The addition of accurate thermal overlays should prove useful for showing pipes, cables and other embedded fixtures that might not be immediately visible from a surface scan.

However, its biggest asset is its ease of use and it is designed to allow anyone to go out, set it down and collect accurate scan data with little fuss. The scan settings from the single button start can be configured from within the software, should you wish.

The unit is protected by a plexiglass cover mimicking the original T2 theodolite design, but otherwise its rotating base and optional tripod are the only travel companions it needs. Its 1kg form can easily fit into carry-on luggage or a discreet messenger bag on the London Underground.

The BLK360 connects wirelessly to an iPad Pro running Autodesk ReCap Pro

There are no cables required and while the scanner alone will store over 100 reality captures, the BLK360 acts as its own WiFi router, sending scans direct to partnered devices (iPad Pro at present, with Android to come soon).

Battery life is good for 40 scans, says Leica, explaining that a single residential house needs around 12 on average. Inbuilt LED lighting and weather proofing to IP54 standards mean it can be used both indoors and out.

The relationship with Autodesk ReCap Pro serves a dual purpose: not only is the data immediately available to review on the iPad in situ (meaning fewer faulty scans, or details missed), but the data can be then sent anywhere in the world with a few clicks.

Billed by Autodesk as ‘rapid, reliable and robust’ the data is available in Autodesk’s native RCS (individual) and RCP (project) file formats ready for the Autodesk environment, including Revit and 3ds Max, as well as E57, PCG and PTS file formats that can be exported.

Featuring an intuitive user interface and ease-of-use controls, the aim of ReCap Pro is to speed up the capture workflow, meaning more room for verification, with fewer errors.

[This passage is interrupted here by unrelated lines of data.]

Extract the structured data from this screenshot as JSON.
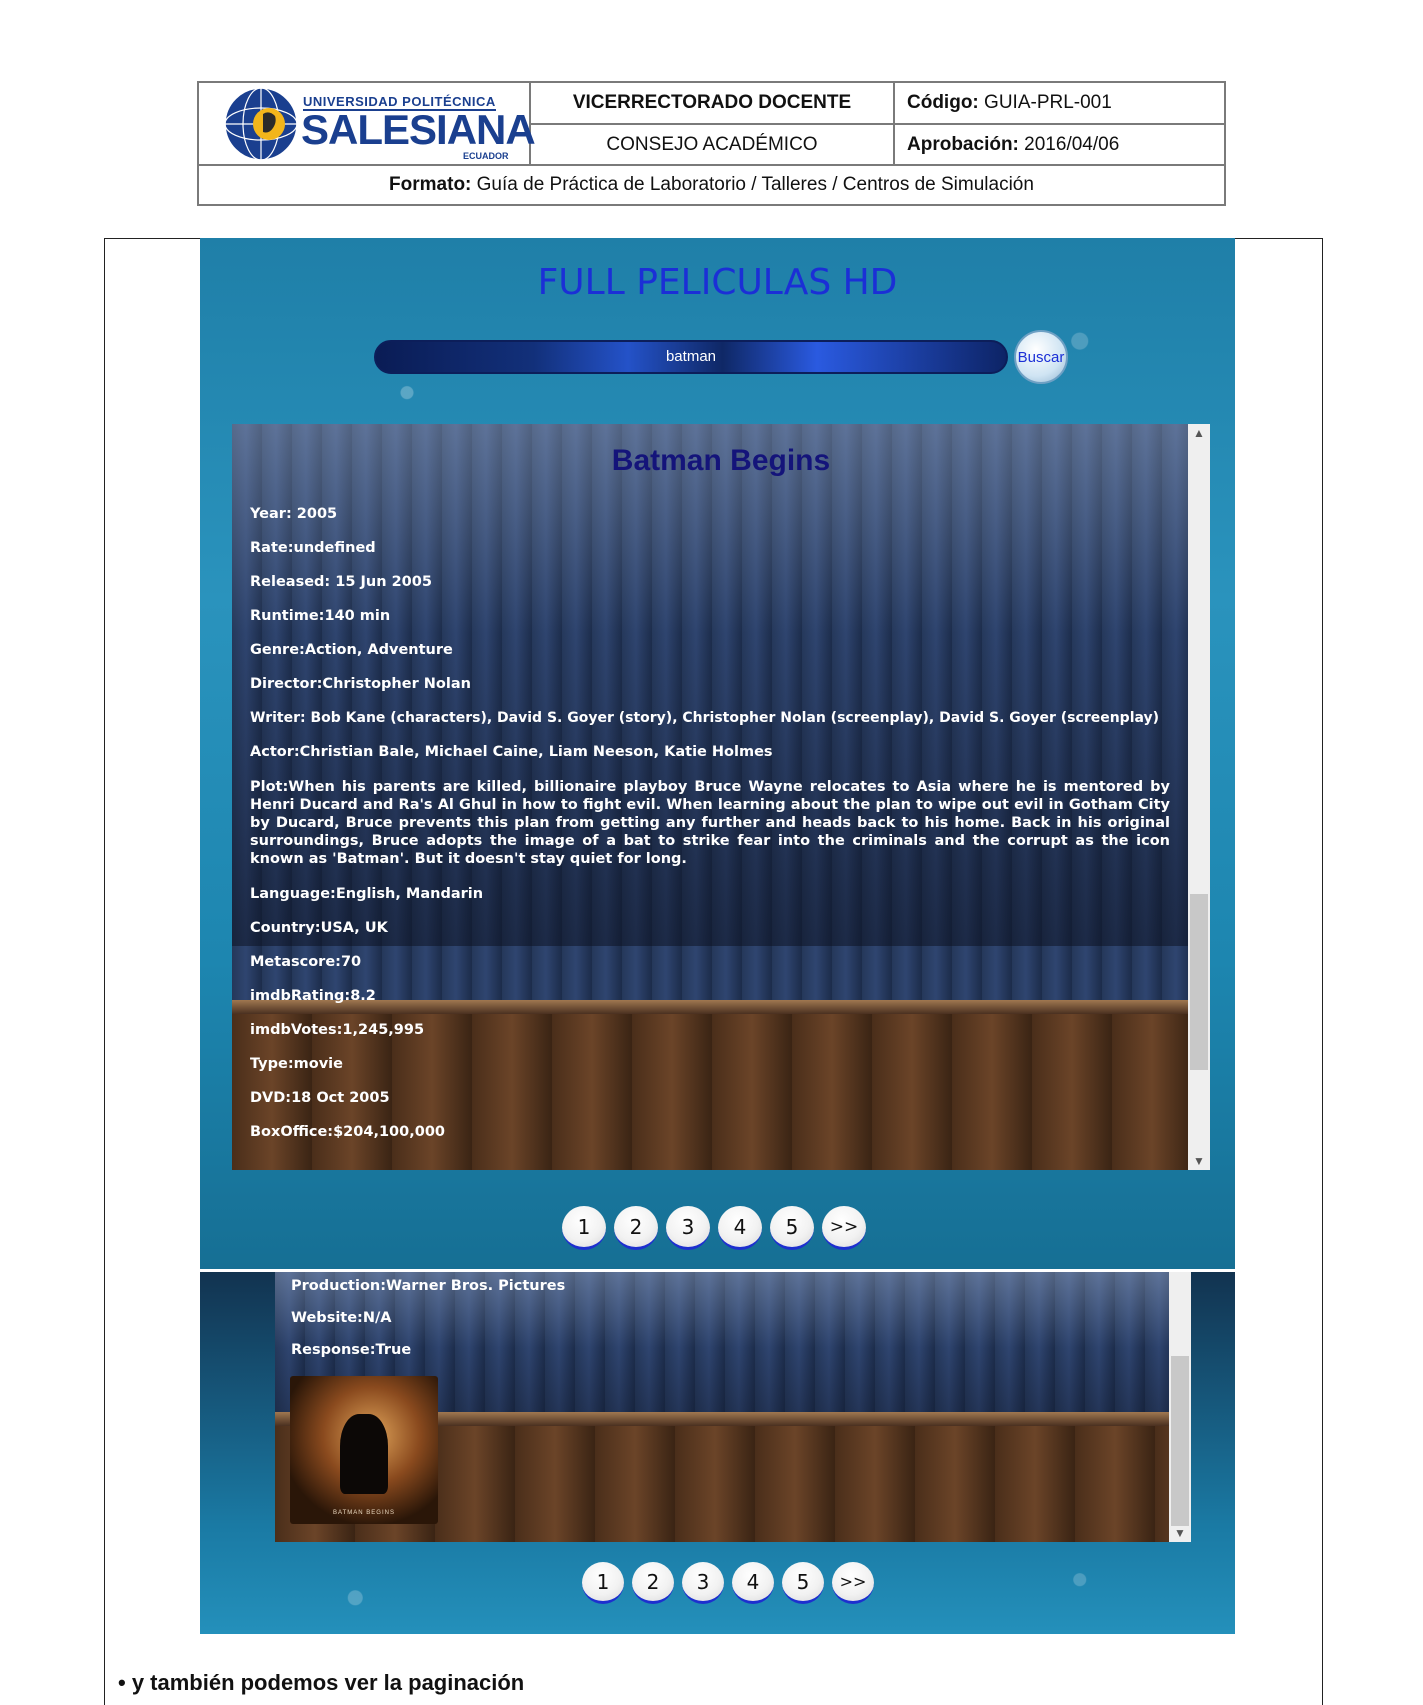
{
  "header": {
    "logo": {
      "top_line": "UNIVERSIDAD POLITÉCNICA",
      "name": "SALESIANA",
      "country": "ECUADOR"
    },
    "vicerrectorado": "VICERRECTORADO DOCENTE",
    "codigo_label": "Código:",
    "codigo_value": "GUIA-PRL-001",
    "consejo": "CONSEJO ACADÉMICO",
    "aprobacion_label": "Aprobación:",
    "aprobacion_value": "2016/04/06",
    "formato_label": "Formato:",
    "formato_value": "Guía de Práctica de Laboratorio / Talleres / Centros de Simulación"
  },
  "app": {
    "title": "FULL PELICULAS HD",
    "search_value": "batman",
    "search_button": "Buscar",
    "movie": {
      "title": "Batman Begins",
      "year": "Year: 2005",
      "rate": "Rate:undefined",
      "released": "Released: 15 Jun 2005",
      "runtime": "Runtime:140 min",
      "genre": "Genre:Action, Adventure",
      "director": "Director:Christopher Nolan",
      "writer": "Writer: Bob Kane (characters), David S. Goyer (story), Christopher Nolan (screenplay), David S. Goyer (screenplay)",
      "actor": "Actor:Christian Bale, Michael Caine, Liam Neeson, Katie Holmes",
      "plot": "Plot:When his parents are killed, billionaire playboy Bruce Wayne relocates to Asia where he is mentored by Henri Ducard and Ra's Al Ghul in how to fight evil. When learning about the plan to wipe out evil in Gotham City by Ducard, Bruce prevents this plan from getting any further and heads back to his home. Back in his original surroundings, Bruce adopts the image of a bat to strike fear into the criminals and the corrupt as the icon known as 'Batman'. But it doesn't stay quiet for long.",
      "language": "Language:English, Mandarin",
      "country": "Country:USA, UK",
      "metascore": "Metascore:70",
      "imdb_rating": "imdbRating:8.2",
      "imdb_votes": "imdbVotes:1,245,995",
      "type": "Type:movie",
      "dvd": "DVD:18 Oct 2005",
      "box_office": "BoxOffice:$204,100,000",
      "production": "Production:Warner Bros. Pictures",
      "website": "Website:N/A",
      "response": "Response:True",
      "poster_caption": "BATMAN BEGINS"
    },
    "pagination": [
      "1",
      "2",
      "3",
      "4",
      "5",
      ">>"
    ]
  },
  "caption": "• y también podemos ver la paginación"
}
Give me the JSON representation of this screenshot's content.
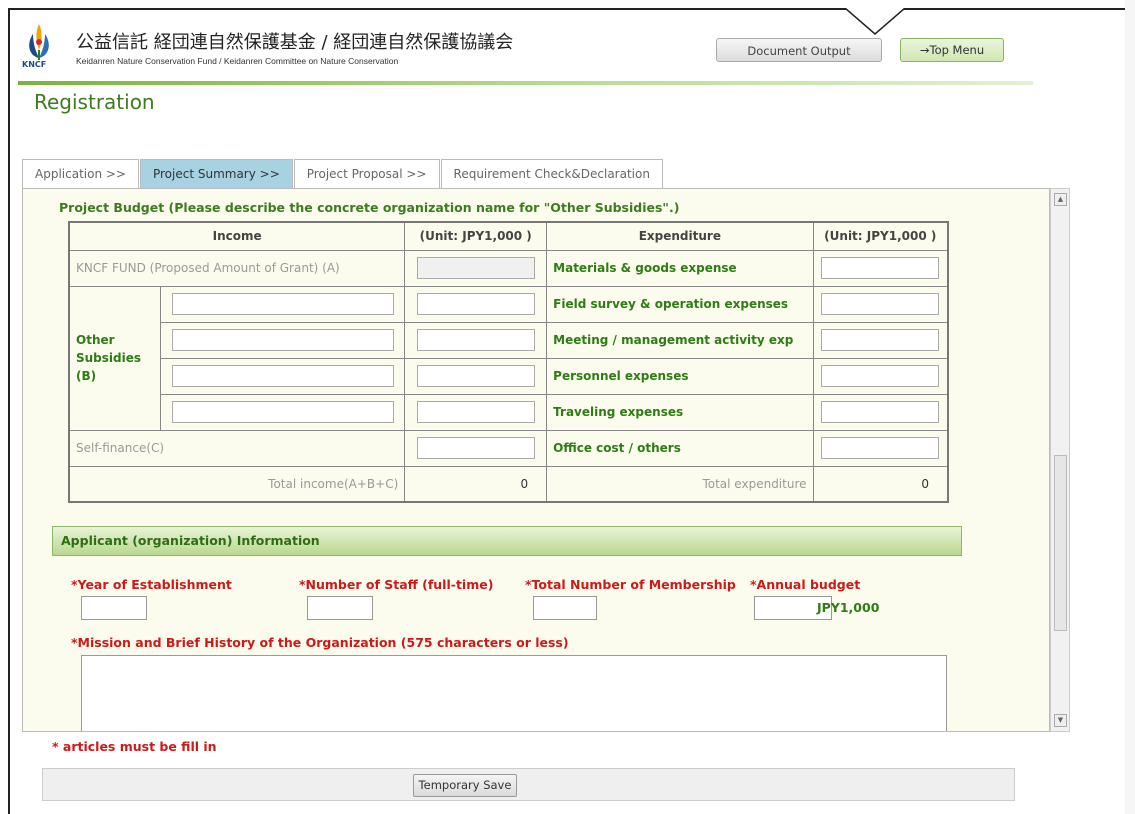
{
  "header": {
    "title_jp": "公益信託 経団連自然保護基金 / 経団連自然保護協議会",
    "title_en": "Keidanren Nature Conservation Fund / Keidanren Committee on Nature Conservation",
    "logo_text": "KNCF",
    "document_output_label": "Document Output",
    "top_menu_label": "→Top Menu"
  },
  "page_title": "Registration",
  "tabs": [
    {
      "label": "Application >>"
    },
    {
      "label": "Project Summary >>"
    },
    {
      "label": "Project Proposal >>"
    },
    {
      "label": "Requirement Check&Declaration"
    }
  ],
  "budget": {
    "title": "Project Budget (Please describe the concrete organization name for \"Other Subsidies\".)",
    "income_header": "Income",
    "income_unit": "(Unit: JPY1,000 )",
    "expenditure_header": "Expenditure",
    "expenditure_unit": "(Unit: JPY1,000 )",
    "kncf_fund": "KNCF FUND (Proposed Amount of Grant) (A)",
    "other_subsidies": "Other Subsidies (B)",
    "self_finance": "Self-finance(C)",
    "total_income_label": "Total income(A+B+C)",
    "total_income_value": "0",
    "total_expenditure_label": "Total expenditure",
    "total_expenditure_value": "0",
    "expenditures": [
      "Materials & goods expense",
      "Field survey & operation expenses",
      "Meeting / management activity exp",
      "Personnel expenses",
      "Traveling expenses",
      "Office cost / others"
    ]
  },
  "applicant": {
    "section_title": "Applicant (organization) Information",
    "year_label": "*Year of Establishment",
    "staff_label": "*Number of Staff (full-time)",
    "membership_label": "*Total Number of Membership",
    "budget_label": "*Annual budget",
    "budget_unit": "JPY1,000",
    "mission_label": "*Mission and Brief History of the Organization (575 characters or less)"
  },
  "footer": {
    "required_note": "* articles must be fill in",
    "temporary_save_label": "Temporary Save"
  },
  "colors": {
    "accent_green": "#3d7c1f",
    "required_red": "#d01818",
    "active_tab": "#a6d2e2"
  }
}
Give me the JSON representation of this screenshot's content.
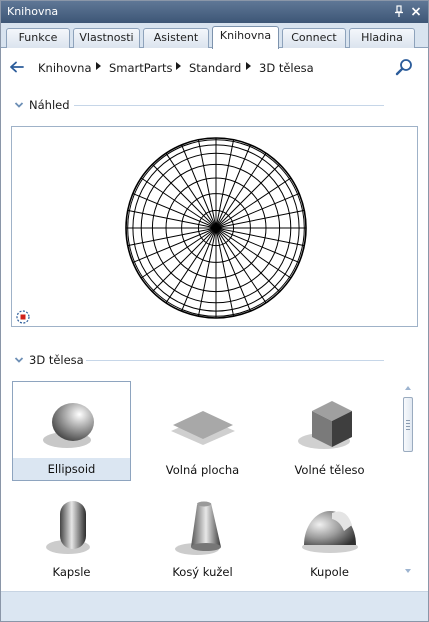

Asked where this product would fit into his company’s process, Lewis Wenman, lead BIM manager at Bouygues UK, a Beta tester of the BLK360 in London, replied: “I thought this was game changing in the whole workflow.”

“The availability of doing this, the accessibility, the light weight, the process, it’s just going to change the way we think about utilising point clouds.

“At the moment, it’s deemed quite an expensive and time-consuming process – this changes things completely.”

Then there’s the price; the BLK360 launches at $15,990, including a year’s subscription to Autodesk ReCap Pro with support. Once the investment in an iPad Pro has been made, this is hardly throwaway kit, but it is within the bracket marked ‘attainable’.

By Leica’s own admission, the BLK360 isn’t the furthest it has pushed 3D scanning technology. This is a tool for the single scan jobs like capturing an interior layout, with Leica Geosystems offering better suited tools for projects requiring greater amounts of detailed reality capture.

This product, alongside Bentley’s ContextCapture, Google Tango and DotProduct’s technologies, signals a sea change in the democratisation of reality capture — a revolution of use and availability. For Leica Geosystems, the BLK360 is by far the most beautiful of all its technologies, but it also looks to be one of the most accessible.